Beware Software Platitudes

Maybe it should be "don't repeat otherselves"

The other day at work another engineering team reported a bug that should have been impossible. We distribute a custom ErrorBoundary for our users which implements the React lifecycle method componentDidCatch:

componentDidCatch(error, info) {
    // Example "componentStack":
    //   in ComponentThatThrows (created by App)
    //   in ErrorBoundary (created by App)
    //   in div (created by App)
    //   in App
    logComponentStackToMyService(info.componentStack);
  }

We operate on the info parameter, but in this case, the calling app did not supply the info.componentStack property. Operating on this undefined value caused the customer's app to crash, hiding the source error. It was really frustrating! We double-checked a stock version of our app and ensured Babel was adding this metadata correctly under normal circumstances. The popular react-error-overlay library with 5.7 million weekly downloads is making the same assumption that this property will be present (but they aren't as exposed because they don't operate on it, only pass it through). So what was causing React to omit the data on error? No other users have reported this to date.

Within any relationship, how hard should you work to accommodate a bad actor?

A patch is trivial at this point, but it sparked a healthy debate as to whether we should bother. Kudos to our newest engineer for questioning this. Do we change our code and release a patch during peak season to account for what seems like an anomaly? Do we tell the customer to implement the temporary fix within node_modules so that they can see their error and resolve it before our ErrorBoundary trips? Do we take the time to better understand how React got into this odd state?

As we debated, I fumbled for a bit to recall the specifics of the robustness principle:

be conservative in what you do, be liberal in what you accept from others

Applying this logic to our ErrorBoundary I suggested we move forward with the patch, asserting the presence info.componentStack before operating on it. Optional chaining or piping to a fallback string is all we need. The info object is the API we are accepting incoming data. We should validate input, right? Or shouldn't we? This comes straight from React! I'd hope we could trust React's API at this point.

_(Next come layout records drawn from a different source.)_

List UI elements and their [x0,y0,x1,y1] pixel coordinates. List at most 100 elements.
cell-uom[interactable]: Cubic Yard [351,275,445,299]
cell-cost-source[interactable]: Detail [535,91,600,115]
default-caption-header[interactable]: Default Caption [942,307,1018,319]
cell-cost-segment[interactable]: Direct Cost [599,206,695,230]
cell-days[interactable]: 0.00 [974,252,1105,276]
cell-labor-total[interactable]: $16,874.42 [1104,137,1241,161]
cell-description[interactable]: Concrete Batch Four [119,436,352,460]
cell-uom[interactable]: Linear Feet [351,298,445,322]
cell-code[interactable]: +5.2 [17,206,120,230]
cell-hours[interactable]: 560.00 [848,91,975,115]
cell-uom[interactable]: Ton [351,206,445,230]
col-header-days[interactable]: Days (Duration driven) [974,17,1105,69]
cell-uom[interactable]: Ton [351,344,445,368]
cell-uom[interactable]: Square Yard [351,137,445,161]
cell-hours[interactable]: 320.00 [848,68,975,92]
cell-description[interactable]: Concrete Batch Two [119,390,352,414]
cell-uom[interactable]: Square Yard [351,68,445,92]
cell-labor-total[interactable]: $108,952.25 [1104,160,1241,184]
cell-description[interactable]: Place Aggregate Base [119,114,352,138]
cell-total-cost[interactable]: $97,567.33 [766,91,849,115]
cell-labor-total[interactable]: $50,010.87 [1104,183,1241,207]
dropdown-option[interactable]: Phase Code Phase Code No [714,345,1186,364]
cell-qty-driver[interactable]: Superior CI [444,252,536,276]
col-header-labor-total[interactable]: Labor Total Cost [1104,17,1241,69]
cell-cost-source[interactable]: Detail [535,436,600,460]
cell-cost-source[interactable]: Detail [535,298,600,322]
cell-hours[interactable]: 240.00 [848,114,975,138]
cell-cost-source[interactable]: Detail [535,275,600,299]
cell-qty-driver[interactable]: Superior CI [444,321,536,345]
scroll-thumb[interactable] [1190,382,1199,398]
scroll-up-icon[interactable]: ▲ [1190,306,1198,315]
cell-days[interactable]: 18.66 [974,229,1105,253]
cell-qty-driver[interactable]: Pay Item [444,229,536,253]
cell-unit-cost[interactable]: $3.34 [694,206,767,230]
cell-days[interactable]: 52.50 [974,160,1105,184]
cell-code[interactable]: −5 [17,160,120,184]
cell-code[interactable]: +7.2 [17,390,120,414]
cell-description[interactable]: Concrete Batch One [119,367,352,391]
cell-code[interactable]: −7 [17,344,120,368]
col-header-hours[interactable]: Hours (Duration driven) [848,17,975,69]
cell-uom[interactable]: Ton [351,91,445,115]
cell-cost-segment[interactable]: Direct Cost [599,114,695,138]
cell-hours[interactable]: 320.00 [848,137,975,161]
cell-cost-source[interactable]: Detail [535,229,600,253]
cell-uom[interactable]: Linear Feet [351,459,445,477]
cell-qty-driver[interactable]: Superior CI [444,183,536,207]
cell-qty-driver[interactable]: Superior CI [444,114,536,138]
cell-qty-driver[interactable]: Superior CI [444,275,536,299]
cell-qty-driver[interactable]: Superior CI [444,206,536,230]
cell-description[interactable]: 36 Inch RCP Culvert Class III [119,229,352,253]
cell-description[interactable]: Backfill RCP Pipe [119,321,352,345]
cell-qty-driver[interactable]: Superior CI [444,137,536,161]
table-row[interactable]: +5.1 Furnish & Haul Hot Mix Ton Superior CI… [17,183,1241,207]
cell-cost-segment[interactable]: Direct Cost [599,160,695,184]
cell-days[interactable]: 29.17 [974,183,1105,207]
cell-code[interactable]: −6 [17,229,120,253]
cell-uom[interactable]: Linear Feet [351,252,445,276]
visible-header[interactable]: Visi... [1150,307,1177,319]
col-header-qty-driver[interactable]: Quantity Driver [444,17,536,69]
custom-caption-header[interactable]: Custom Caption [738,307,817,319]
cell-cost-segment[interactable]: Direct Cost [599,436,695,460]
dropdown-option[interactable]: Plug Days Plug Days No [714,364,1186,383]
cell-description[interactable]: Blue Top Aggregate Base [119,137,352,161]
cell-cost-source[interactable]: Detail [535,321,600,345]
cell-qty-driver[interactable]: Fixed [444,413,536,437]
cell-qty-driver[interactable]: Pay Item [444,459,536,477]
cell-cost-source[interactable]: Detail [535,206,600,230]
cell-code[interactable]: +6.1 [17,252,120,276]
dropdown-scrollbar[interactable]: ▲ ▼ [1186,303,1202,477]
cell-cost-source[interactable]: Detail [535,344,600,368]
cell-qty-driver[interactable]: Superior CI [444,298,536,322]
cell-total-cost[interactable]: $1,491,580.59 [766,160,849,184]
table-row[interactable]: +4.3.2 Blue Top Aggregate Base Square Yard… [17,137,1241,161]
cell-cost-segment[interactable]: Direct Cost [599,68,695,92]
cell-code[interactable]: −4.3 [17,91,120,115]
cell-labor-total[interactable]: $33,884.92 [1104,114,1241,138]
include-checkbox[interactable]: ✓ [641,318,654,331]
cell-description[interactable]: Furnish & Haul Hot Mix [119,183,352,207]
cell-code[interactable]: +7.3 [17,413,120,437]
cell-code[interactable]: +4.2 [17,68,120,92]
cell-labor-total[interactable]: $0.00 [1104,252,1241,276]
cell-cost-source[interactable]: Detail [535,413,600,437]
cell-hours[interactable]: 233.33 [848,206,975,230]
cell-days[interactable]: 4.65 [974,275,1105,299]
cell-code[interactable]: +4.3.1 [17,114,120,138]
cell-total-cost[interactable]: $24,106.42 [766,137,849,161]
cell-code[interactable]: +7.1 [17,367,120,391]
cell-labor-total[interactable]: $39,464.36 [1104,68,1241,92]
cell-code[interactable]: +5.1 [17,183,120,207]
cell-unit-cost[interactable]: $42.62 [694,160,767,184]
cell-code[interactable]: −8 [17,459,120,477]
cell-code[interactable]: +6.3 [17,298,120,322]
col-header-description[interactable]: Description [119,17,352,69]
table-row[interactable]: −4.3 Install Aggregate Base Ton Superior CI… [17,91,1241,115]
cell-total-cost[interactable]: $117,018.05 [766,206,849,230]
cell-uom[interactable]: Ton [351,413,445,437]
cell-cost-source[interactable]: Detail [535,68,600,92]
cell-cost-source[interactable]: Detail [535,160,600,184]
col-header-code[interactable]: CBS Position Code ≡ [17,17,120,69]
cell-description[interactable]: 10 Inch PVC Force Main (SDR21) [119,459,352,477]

Our new engineer pointed out that codifying this exceptional case into our code might prevent future teams from seeing similar outcomes, but it might also train teams that the circumstances leading to this error are ignorable. All good points! The Wikipedia article even criticizes the robustness principle along these same lines. But here I was repeating this smart thing I've heard in an attempt to frame a decision. I think the robustness principle was the wrong lens to be viewing this decision through, and a patch is still necessary even in this odd case.

Why? Because we must balance impact over intent. A team is blocked in part because our code prevents them from seeing their error. So we will likely release a patch - but not in pursuit of dogmatic purity with a platitude. We will release a patch because we can make someone's workday a bit better.

For the curious: We've since traced the bug to a library and contributed a fix. React errors in this way if you try to remove an eventListener from a ref that might have been unmounted. That's a sentence that might not make sense to everyone and I agree! Lint rules even exist to prevent this. Saying nothing about the health of the other library or React, we are still releasing a patch, for the same reasons.